In article <1991Mar11.192116.1974@dgbt.doc.ca> don@dgbt.doc.ca (Donald McLachlan) writes:
>	The idea of saving the return address in a register, rather than
>on the stack sounds nice to me, but ...
>	This requires that the calling function knows that the called
>function is a leaf function, not very practical from a high level language
>point of view as far as I can tell.

Uhm... that doesn't quite follow.  How did you come up with that conclusion?

The *called* function knows whether or not it's a leaf function or not; this
is fine, as it's the one that has to save the return address or not.  (That
is, if I call any other functions, I will save my return address.  I don't
need to know anything about the functions I call%.  If I don't call any
other functions, then, obviously, I don't need to save the return-address
register.)

----
% One thing you can do, with enough magic software, is to have the linker do
N-level searches on all called functions, and decide what set of registers
it can safely use without saving.
----

>	The only way I can think to generalise this would be to always
>put the return address in a dedicated register. 

That's what happens in *lots* of machines:  crays, 88k's, MIPS's, i860's,
etc.  The call instruction only saves the return address in the register.
Between software and hardware conventions, it's pretty quick (note that they
don't save anything into memory; accessing memory is *slow*, and should be
avoided almost as much as divides should be 8-)).

>This would require that
>the "call" would first push the old contents onto the stack and then
>load in the new return address. 

If you call any functions, you are not a leaf function.  Therefore, as part
of your prologue, you save the return address you were given, and restore it
as part of the function epilogue.  Note that if you only have a couple of
function calls (i.e., not in a loop), then you can save the address for each
call, on the assumption that it might be faster.  E.g.:

	void foo(int i) {
		...
		if (foobar == i)
			blech(i&foobar);
		...
	}

might generate code that looks like:

	foo:
		...	; prologue
		load	r2, foobar
		load	r3, i	; probably already in a register, actually
		bne	r2, r3, skip.0
		and	r2, r3, r4	; assuming a delay slot
		PUSH	r31	; push being a macro
		PUSH	r4
		call	blech
		POP	r31	; restore return address
	skip.0:
		; whatever
	
>	Now that all the mechanics are out of the way (the way I see them)
>only one question remains. HOW MUCH DOES THIS ACTUALLY SAVE???
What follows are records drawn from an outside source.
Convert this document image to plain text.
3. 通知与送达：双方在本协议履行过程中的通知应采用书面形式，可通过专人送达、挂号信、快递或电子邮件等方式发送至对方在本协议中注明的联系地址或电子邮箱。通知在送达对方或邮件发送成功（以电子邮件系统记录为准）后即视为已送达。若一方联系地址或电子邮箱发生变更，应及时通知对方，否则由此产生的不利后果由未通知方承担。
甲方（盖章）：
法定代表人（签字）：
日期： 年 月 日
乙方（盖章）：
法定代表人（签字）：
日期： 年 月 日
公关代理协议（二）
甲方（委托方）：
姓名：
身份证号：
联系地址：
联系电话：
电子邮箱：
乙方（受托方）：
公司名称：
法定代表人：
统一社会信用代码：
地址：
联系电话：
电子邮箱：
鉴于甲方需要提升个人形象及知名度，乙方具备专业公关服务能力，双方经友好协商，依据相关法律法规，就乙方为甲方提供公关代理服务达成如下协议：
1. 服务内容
At worst, it costs nothing more than what is "traditionally" done.  Best
case, it save a few memory accesses, which is a Good Thing.

-- 
Sean Eric Fagan  | "I made the universe, but please don't blame me for it;
sef@kithrup.COM  |  I had a bellyache at the time."
-----------------+           -- The Turtle (Stephen King, _It_)
Any opinions expressed are my own, and generally unpopular with others.